Activities and outcomes during past year:
Numerous data streams are being collected and data are currently being organized and analyzed to enable effective cross-site comparisons. We enhanced flux tower expertise through training of 3 UA personnel in 2 academic units (School of Natural Resources and Hydrology and Water Resources): 1 PhD Student (J. Villegas), 1 Research Specialist (J. Petti), and 1 Sr. Research Specialist (C. Zou). All three attended a University of Michigan IGERT course in Biosphere-Atmosphere Research and Training. Other faculty and students were briefed on the class and a meeting report summarizing the course is posted on the web
Ph.D Student Juan Villegas coordinated among current SECA participants and reviewed existing flux measurements. He compiled criteria for expanding SECA, which were then used in to guide purchase of 2 additional SECA flux towers acquired with leveraged funds. Villegas also evaluated SECA data streams relative to other related flux data. In addition Villegas also advanced studies of evapotranspiration partitioning that are a central part of the SECA focus. Specifically, he quantified how near-ground incoming solar radiation varies as a function of woody plant density, conducted a pilot study on how evaporation rates vary as a function of woody plant cover and density, and is currently implementing a more comprehensive study to address this issue.
We highlighted SECA and associated research themes in a UA response to a NSF Request for Information related to the development of the National Ecological Observatory Network (NEON). We proposed that UA's Santa Rita Experimental Range be the Core Site for the Desert Southwest Domain of NEON and highlighted ongoing and developing SECA resources. Our proposed site was selected for inclusion in an initial proposal from NEON Inc. to NSF (www.neoninc.org) and could result in a major research focus related to SECA and located and hosted by UA over the next 30 years. Overall, this project has direct importance to Arizona. The vast majority of the water budget leaves as evapotransipration but we do not have a good understanding of differences among ecosystem types or to different precipitation event sites. Management of Arizona's natural resources, including water, requires improved understanding of ecosystem differences and variations in response to precipitation event sizes. This project also enhanced and leveraged the SECA network, largely developed by SAHRA, but does not duplicate ongoing efforts. It also enhanced ongoing collaborations and adds new experimental capability related to the flux tower network.

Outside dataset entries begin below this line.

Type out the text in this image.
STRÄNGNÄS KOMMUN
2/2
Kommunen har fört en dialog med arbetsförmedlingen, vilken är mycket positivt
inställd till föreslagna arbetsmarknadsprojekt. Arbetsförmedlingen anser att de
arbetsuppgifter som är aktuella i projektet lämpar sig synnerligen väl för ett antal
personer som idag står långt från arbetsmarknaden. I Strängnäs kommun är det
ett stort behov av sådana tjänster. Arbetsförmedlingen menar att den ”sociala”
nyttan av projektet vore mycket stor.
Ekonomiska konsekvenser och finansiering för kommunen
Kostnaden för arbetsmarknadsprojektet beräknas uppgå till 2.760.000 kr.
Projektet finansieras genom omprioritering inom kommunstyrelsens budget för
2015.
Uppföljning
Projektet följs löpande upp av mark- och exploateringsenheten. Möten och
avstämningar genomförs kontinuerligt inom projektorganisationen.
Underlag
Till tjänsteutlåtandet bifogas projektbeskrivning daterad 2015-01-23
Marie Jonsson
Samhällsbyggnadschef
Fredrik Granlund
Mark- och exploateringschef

Plans for the upcoming year:
To overcome these issues we will:
1. Advance cross-site data synthesis by identifying data compilation needs and coordinating plan for planned and additional cross-site flux papers (Identify data synthesis needs: Deliverable 1: summary due September 30)
2. Train up to students and technicians in flux tower measurements through attendance at University of Michigan course this summer (Train 3 post-docs/techs from 2 or more academic units [SNR and EEB targeted]. Deliverable 2: course summary of key points form SNR and EEB trainees: summary due July 31, 2006)
3. Develop and test large-scale rainfall simulation system that can be applied above savanna woodland systems and evaluate potential to measure flux responses (based on Wilcox system at Texas A&M and built largely with Breshears' start-up funds); develop plan for potential application to other SECA sites (Presentation to SECA researchers highlighting use and potential of new rainfall simulation approaches; summary due May 30, 2007).